We understand some of the initial reluctance was grounded in political mistrust connected with the recent election. But that has now passed, and so should concerns that vaccines would be rushed through approval processes to win votes. The vaccines currently in use have been approved and are effective, but they will end the pandemic only if enough people willingly submit to them.

The most recent Deseret News/Hinckley poll also demonstrates how much of an impact the pandemic has had on Utahns. Back in August, 41% said they were comfortable going out in public without a mask. Now, in January, 87% say they wear one whenever they leave the house.

More sobering, back in late March a similar poll found only 6% in Utah who said they had close friends or family members diagnosed with the virus. Now, the figure is 94%. Of those surveyed, 17% said they personally know someone hospitalized with COVID-19, and 14% know someone who has died.

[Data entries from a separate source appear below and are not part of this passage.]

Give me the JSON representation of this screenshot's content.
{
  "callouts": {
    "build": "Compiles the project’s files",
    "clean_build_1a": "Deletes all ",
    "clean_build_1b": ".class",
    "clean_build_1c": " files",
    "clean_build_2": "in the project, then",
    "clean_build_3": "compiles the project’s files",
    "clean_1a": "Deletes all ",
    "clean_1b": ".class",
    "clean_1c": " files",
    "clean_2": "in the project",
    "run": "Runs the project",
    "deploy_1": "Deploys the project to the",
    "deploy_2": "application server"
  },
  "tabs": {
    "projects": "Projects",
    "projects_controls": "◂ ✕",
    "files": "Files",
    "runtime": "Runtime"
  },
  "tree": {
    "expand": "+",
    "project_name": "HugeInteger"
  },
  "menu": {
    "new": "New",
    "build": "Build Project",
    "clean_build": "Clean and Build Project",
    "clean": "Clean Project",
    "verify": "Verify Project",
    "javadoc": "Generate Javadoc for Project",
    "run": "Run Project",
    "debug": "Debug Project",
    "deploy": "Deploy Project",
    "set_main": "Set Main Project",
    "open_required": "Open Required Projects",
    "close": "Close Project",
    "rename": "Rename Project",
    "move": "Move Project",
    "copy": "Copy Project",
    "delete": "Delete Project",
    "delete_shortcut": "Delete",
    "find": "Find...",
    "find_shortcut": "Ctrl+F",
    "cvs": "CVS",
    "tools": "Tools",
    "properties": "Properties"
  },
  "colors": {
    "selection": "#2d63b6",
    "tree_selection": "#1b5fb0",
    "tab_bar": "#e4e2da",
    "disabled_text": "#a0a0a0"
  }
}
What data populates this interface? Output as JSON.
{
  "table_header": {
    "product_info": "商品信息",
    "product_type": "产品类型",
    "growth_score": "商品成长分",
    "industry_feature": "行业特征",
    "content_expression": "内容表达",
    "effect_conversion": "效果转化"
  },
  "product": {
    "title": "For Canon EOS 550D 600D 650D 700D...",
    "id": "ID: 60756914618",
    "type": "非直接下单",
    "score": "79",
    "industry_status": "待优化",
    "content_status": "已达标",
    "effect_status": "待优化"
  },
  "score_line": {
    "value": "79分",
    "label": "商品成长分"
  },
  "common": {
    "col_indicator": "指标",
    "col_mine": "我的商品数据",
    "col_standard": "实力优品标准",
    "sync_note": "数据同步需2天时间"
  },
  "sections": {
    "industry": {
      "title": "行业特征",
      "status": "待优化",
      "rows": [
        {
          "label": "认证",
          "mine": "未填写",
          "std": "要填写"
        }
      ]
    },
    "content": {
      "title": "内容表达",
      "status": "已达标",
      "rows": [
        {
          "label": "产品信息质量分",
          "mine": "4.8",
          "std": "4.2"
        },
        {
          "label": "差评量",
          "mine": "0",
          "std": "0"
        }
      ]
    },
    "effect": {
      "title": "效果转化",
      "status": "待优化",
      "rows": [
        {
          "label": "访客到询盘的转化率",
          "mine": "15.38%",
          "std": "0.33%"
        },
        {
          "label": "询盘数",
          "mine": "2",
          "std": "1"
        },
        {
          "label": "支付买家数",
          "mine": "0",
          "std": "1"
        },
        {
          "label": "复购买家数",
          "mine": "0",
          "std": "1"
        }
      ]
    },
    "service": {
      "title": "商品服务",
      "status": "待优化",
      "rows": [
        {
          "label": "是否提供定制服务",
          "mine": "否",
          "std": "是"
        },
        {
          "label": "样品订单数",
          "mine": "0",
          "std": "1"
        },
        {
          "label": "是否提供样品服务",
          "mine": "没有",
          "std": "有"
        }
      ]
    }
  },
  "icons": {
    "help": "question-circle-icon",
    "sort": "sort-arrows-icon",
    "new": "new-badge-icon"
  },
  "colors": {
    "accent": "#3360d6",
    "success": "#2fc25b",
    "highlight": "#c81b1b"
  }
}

No longer do people need convincing that COVID-19 is real, not political fiction. No longer do they need to be persuaded that it is deadly, or that its long-lasting side effects can linger indefinitely.

To rid ourselves of it; to return to our workplaces, houses of worship, restaurants and other gathering spots; to once again enjoy social and sporting events; and to mingle freely with confidence, everyone who can should make arrangements to be vaccinated — when their turn comes in the orderly rollout. It’s a matter of civic duty.